Transformer l’intention en action concrète

Pourquoi les grandes intentions sociétales et environnementales proclamées par de nombreuses entreprises ne se concrétisent-elles pas toujours ? De fait, les organisations, quelle que soit leur taille, affrontent un grand nombre de défis techniques quand ils cherchent à mettre en œuvre des initiatives de responsabilité sociale d’entreprise. Ces initiatives sont à la mode, mais la RSE s’avère plus facile à proclamer qu’à concrétiser.

En effet, créer de la valeur pour une entreprise ne signifie pas toujours créer de la valeur pour la société, et vice versa.
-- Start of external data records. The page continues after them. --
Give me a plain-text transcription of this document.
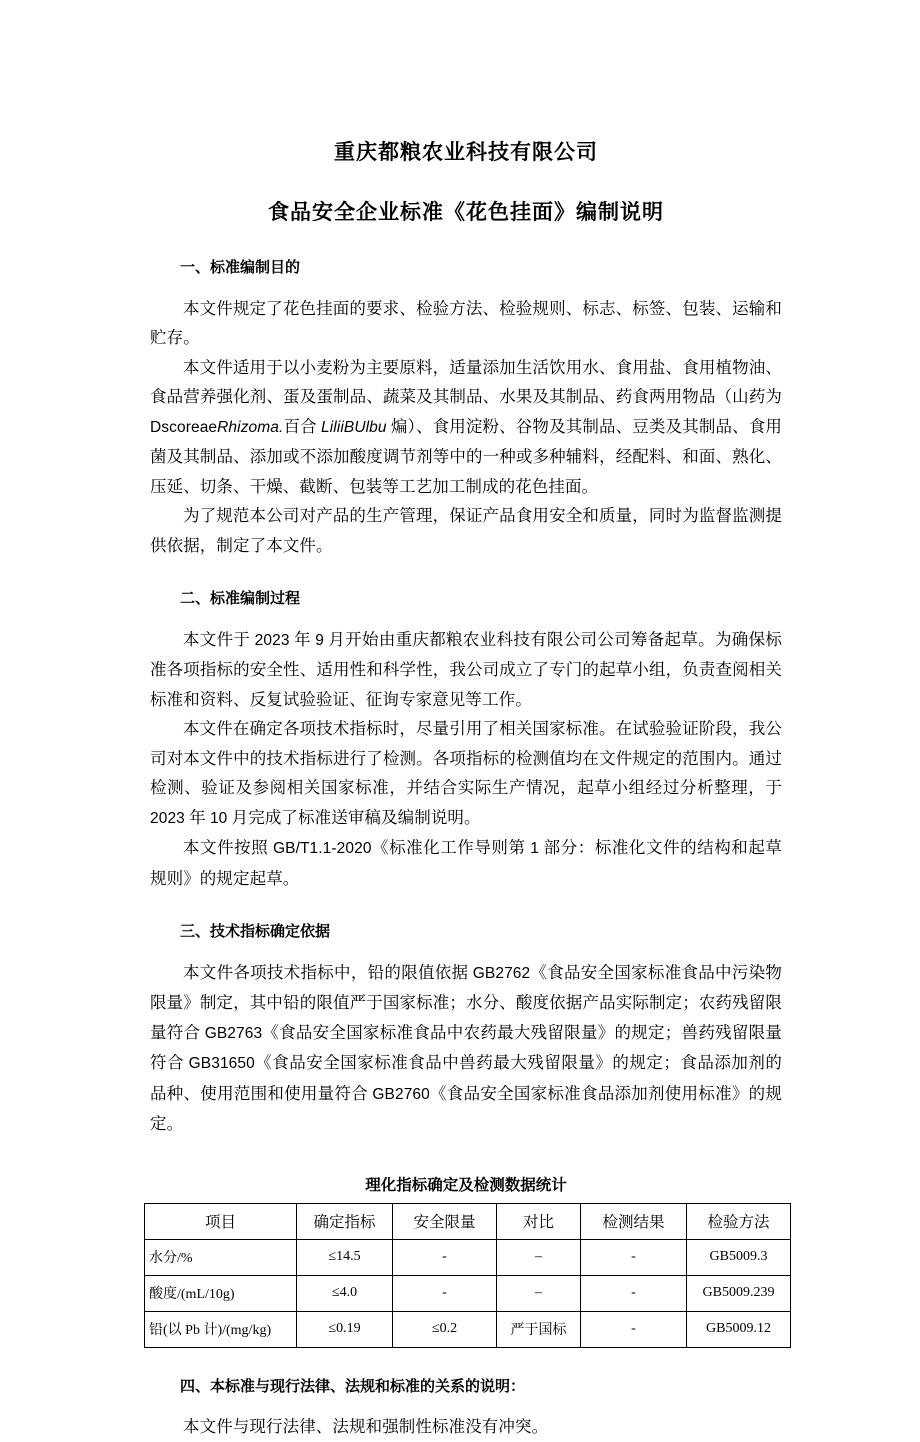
重庆都粮农业科技有限公司
食品安全企业标准《花色挂面》编制说明
一、标准编制目的

本文件规定了花色挂面的要求、检验方法、检验规则、标志、标签、包装、运输和贮存。

本文件适用于以小麦粉为主要原料，适量添加生活饮用水、食用盐、食用植物油、食品营养强化剂、蛋及蛋制品、蔬菜及其制品、水果及其制品、药食两用物品（山药为 DscoreaeRhizoma.百合 LiliiBUlbu 煸）、食用淀粉、谷物及其制品、豆类及其制品、食用菌及其制品、添加或不添加酸度调节剂等中的一种或多种辅料，经配料、和面、熟化、压延、切条、干燥、截断、包装等工艺加工制成的花色挂面。

为了规范本公司对产品的生产管理，保证产品食用安全和质量，同时为监督监测提供依据，制定了本文件。

二、标准编制过程

本文件于 2023 年 9 月开始由重庆都粮农业科技有限公司公司筹备起草。为确保标准各项指标的安全性、适用性和科学性，我公司成立了专门的起草小组，负责查阅相关标准和资料、反复试验验证、征询专家意见等工作。

本文件在确定各项技术指标时，尽量引用了相关国家标准。在试验验证阶段，我公司对本文件中的技术指标进行了检测。各项指标的检测值均在文件规定的范围内。通过检测、验证及参阅相关国家标准，并结合实际生产情况，起草小组经过分析整理，于 2023 年 10 月完成了标准送审稿及编制说明。

本文件按照 GB/T1.1-2020《标准化工作导则第 1 部分：标准化文件的结构和起草规则》的规定起草。

三、技术指标确定依据

本文件各项技术指标中，铅的限值依据 GB2762《食品安全国家标准食品中污染物限量》制定，其中铅的限值严于国家标准；水分、酸度依据产品实际制定；农药残留限量符合 GB2763《食品安全国家标准食品中农药最大残留限量》的规定；兽药残留限量符合 GB31650《食品安全国家标准食品中兽药最大残留限量》的规定；食品添加剂的品种、使用范围和使用量符合 GB2760《食品安全国家标准食品添加剂使用标准》的规定。

理化指标确定及检测数据统计
项目	确定指标	安全限量	对比	检测结果	检验方法
水分/%	≤14.5	-	–	-	GB5009.3
酸度/(mL/10g)	≤4.0	-	–	-	GB5009.239
铅(以 Pb 计)/(mg/kg)	≤0.19	≤0.2	严于国标	-	GB5009.12
四、本标准与现行法律、法规和标准的关系的说明：

本文件与现行法律、法规和强制性标准没有冲突。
Quand le marché ne parvient pas, comme c’est souvent le cas, à créer de la valeur pour les deux, les entreprises devraient se souvenir de ces quelques conseils pour transformer leurs bonnes intentions en résultats concrets.

Passer de la parole aux acts 

La communication sur la RSE implique trop souvent de faire référence aux obligations éthiques et/ou morales aussi bien des entreprises que des consommateurs, et ainsi ne parvient pas à prendre en compte les véritables défis auxquels les entreprises sont confrontées quand elles agissent en faveur de leur durabilité. Il ne s’agit pas de railler la RSE, mais de garder en tête que les entreprises, tout comme les individus, sont très occupées.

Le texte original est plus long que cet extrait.